This painting shows two women in a dressmaker’s workshop.
Which one would you say is the main character? How has the artist shown us that?
The women don’t seem to be talking to each other.
What might they be thinking about?
What do you think the occasion is?
Think about their poses.
Do you think they would feel natural and comfortable or not?
Dressmakers would be very skilled at measuring, cutting fabric and sewing.
Why not try some sewing yourself?
You could practise by sewing a button onto an old sock, or you could make something using old fabric – like the scarf we made for our teddy here.
Check with an adult before you start!
© 2021 Marie-Louise von Motesiczky Charitable Trust
You will need: a needle and thread, pins, scissors, your teddy and some old fabric.
- Measure the fabric and your teddy
- Cut out the fabric
- Pin it together. Be careful!
- Thread your needle. Ask for help if it is tricky.
5. Sew your fabric together. You could try different stitches, such as a ladder stitch, a whipstitch or a running stitch.
6. Trim off any excess fabric.
7. Style up your teddy!
The figure being fitted for a white dress is the artist, who was aged around twenty-four and living in Paris at the time. She stands slightly awkwardly with her arm raised so the dressmaker can work and our eyes are drawn to the woman’s careful hands. This was a familiar activity for the artist, who enjoyed buying clothes.

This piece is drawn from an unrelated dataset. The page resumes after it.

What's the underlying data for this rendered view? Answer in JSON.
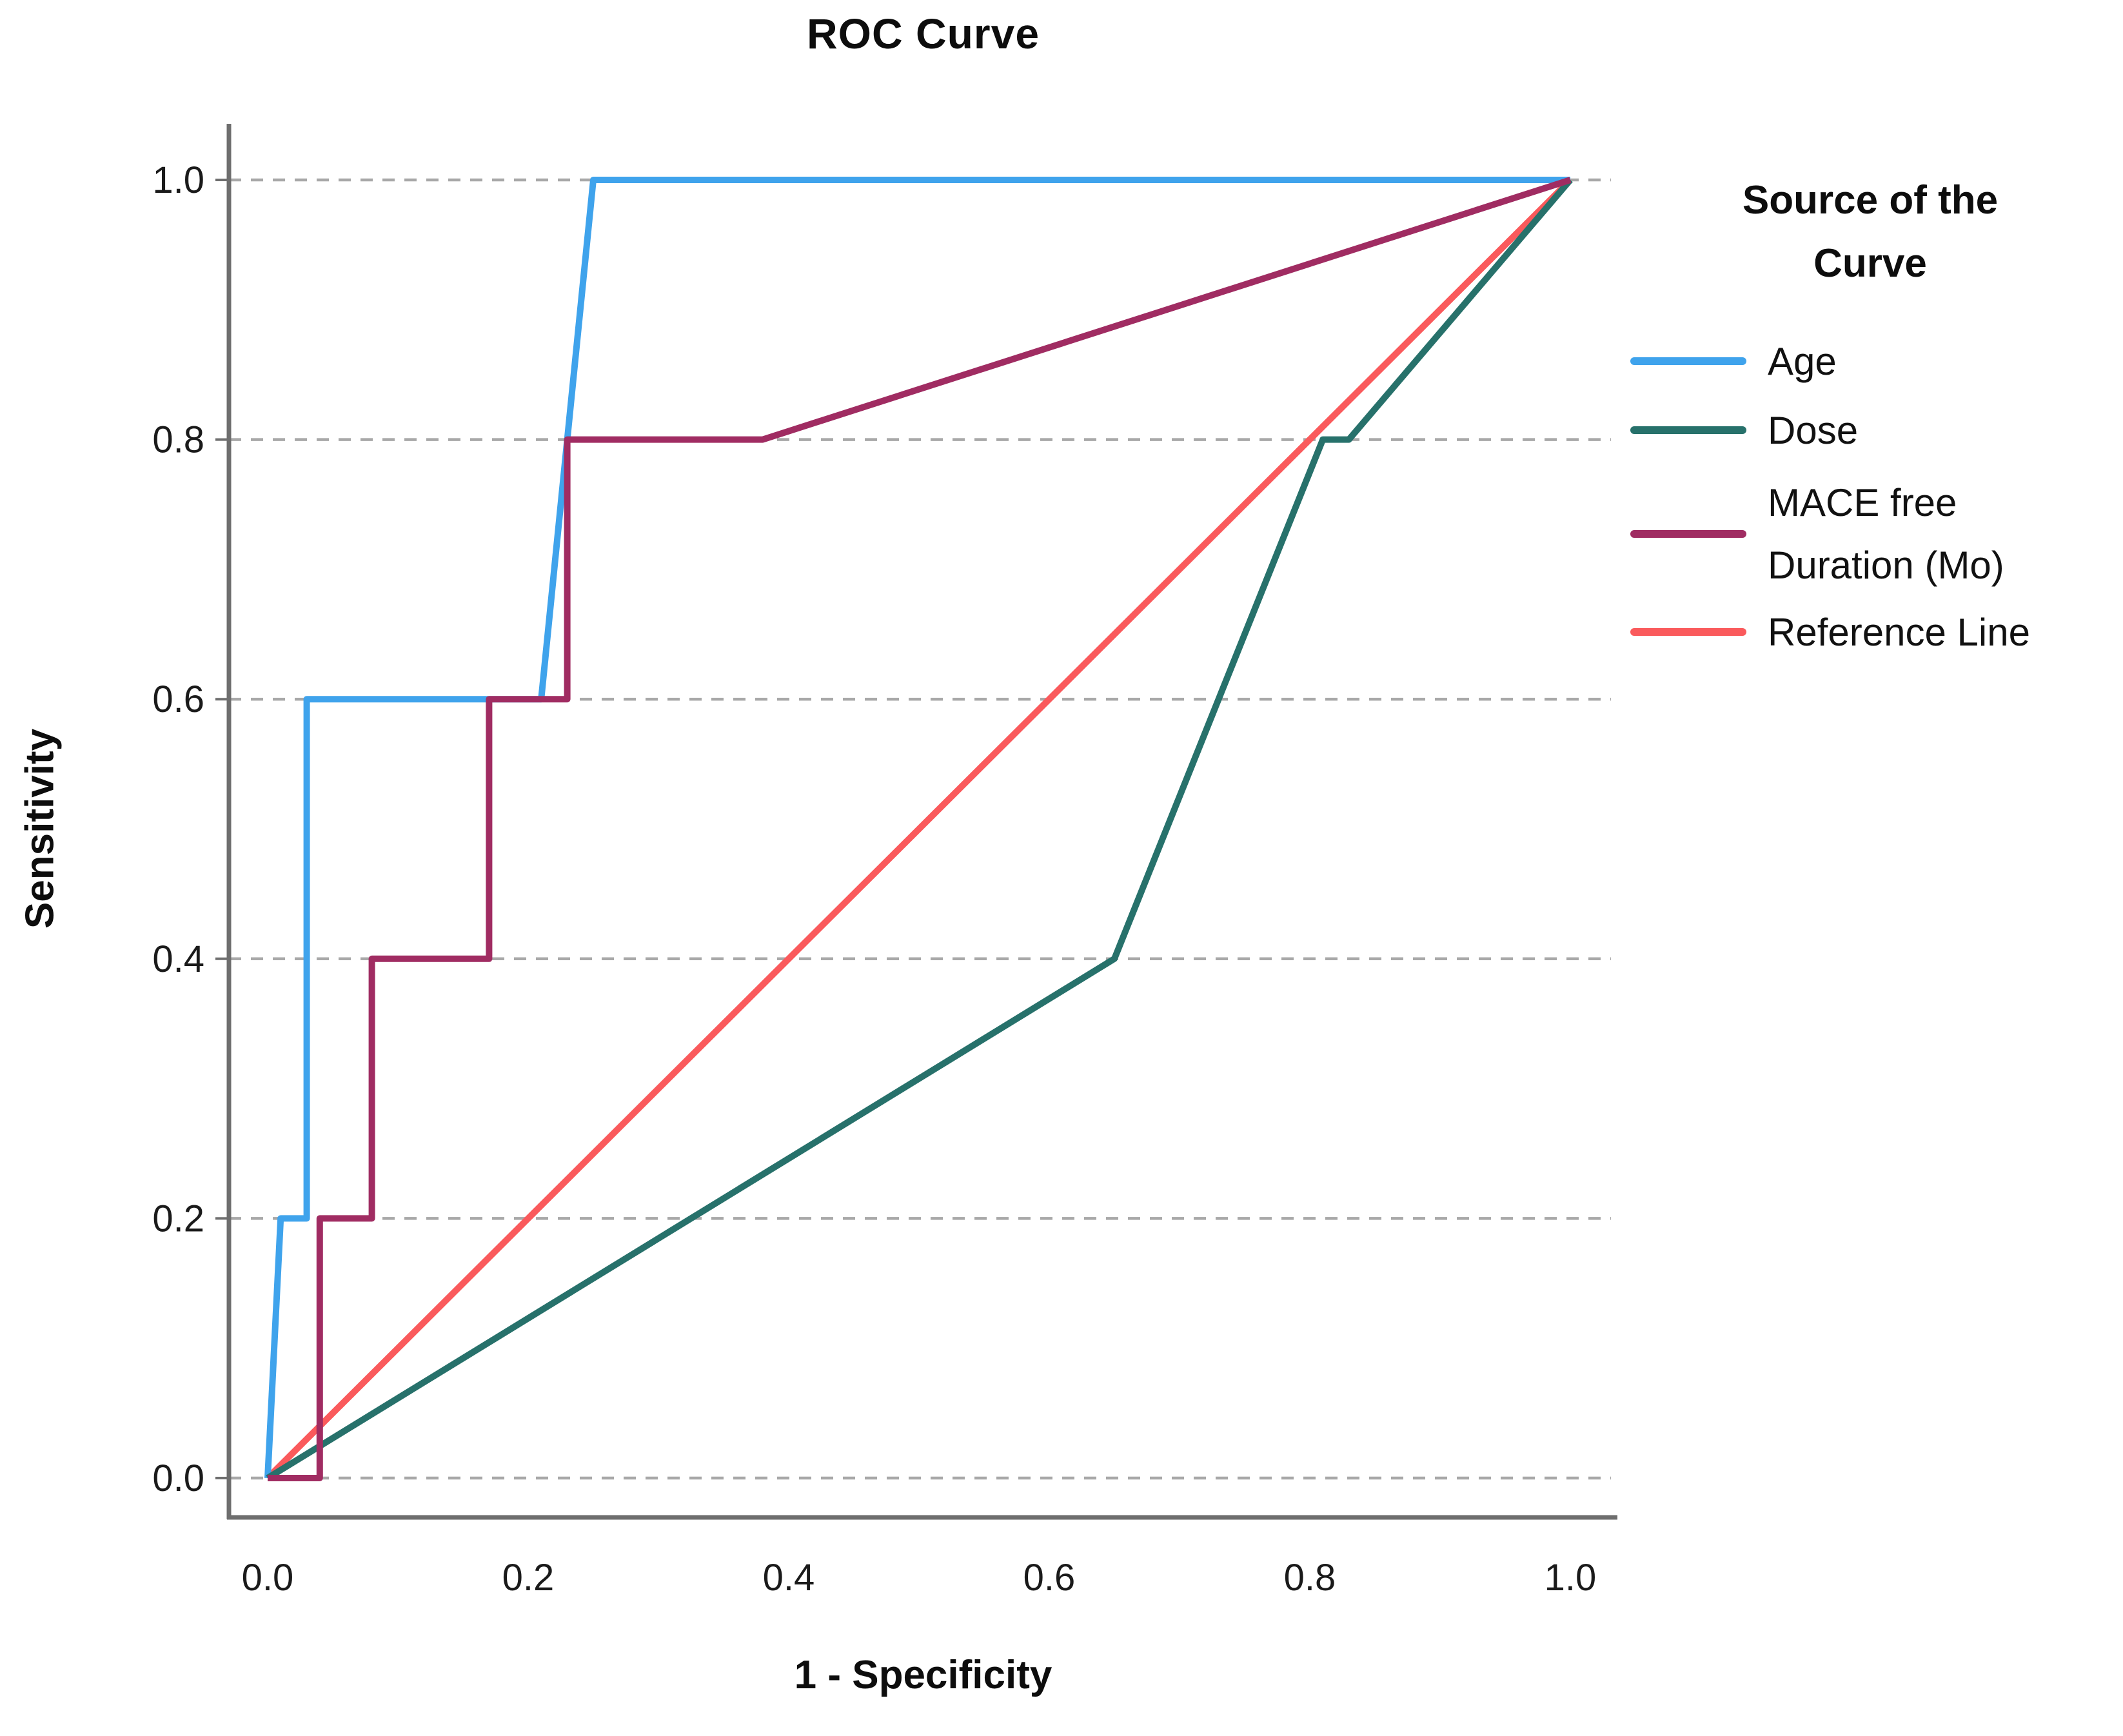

Our Head of Learning, Miranda Stearn, told us about her experience of teaching with this painting:
“When we show young people particularly, but older ones too, people assume it is a wedding dress fitting – partly I imagine because she is in white, but also because in the present day that is almost the only kind of dress people get fitted for. But in the 1930s this would have been a more normal experience for women of a certain background.
For me, this is a painting about work – specifically of being a woman. There is the dressmaker, who is clearly working. But being fitted for the dress, and that slightly awkward body language, is also work: the work of maintaining a polished, elegant appearance. Try contrasting this to earlier society portraits of women by men, which feel all about the effortless grace and elegance: this painting shows us the reality of the effort that goes into creating the perfect image captured by those earlier portraits – women’s lived experience.”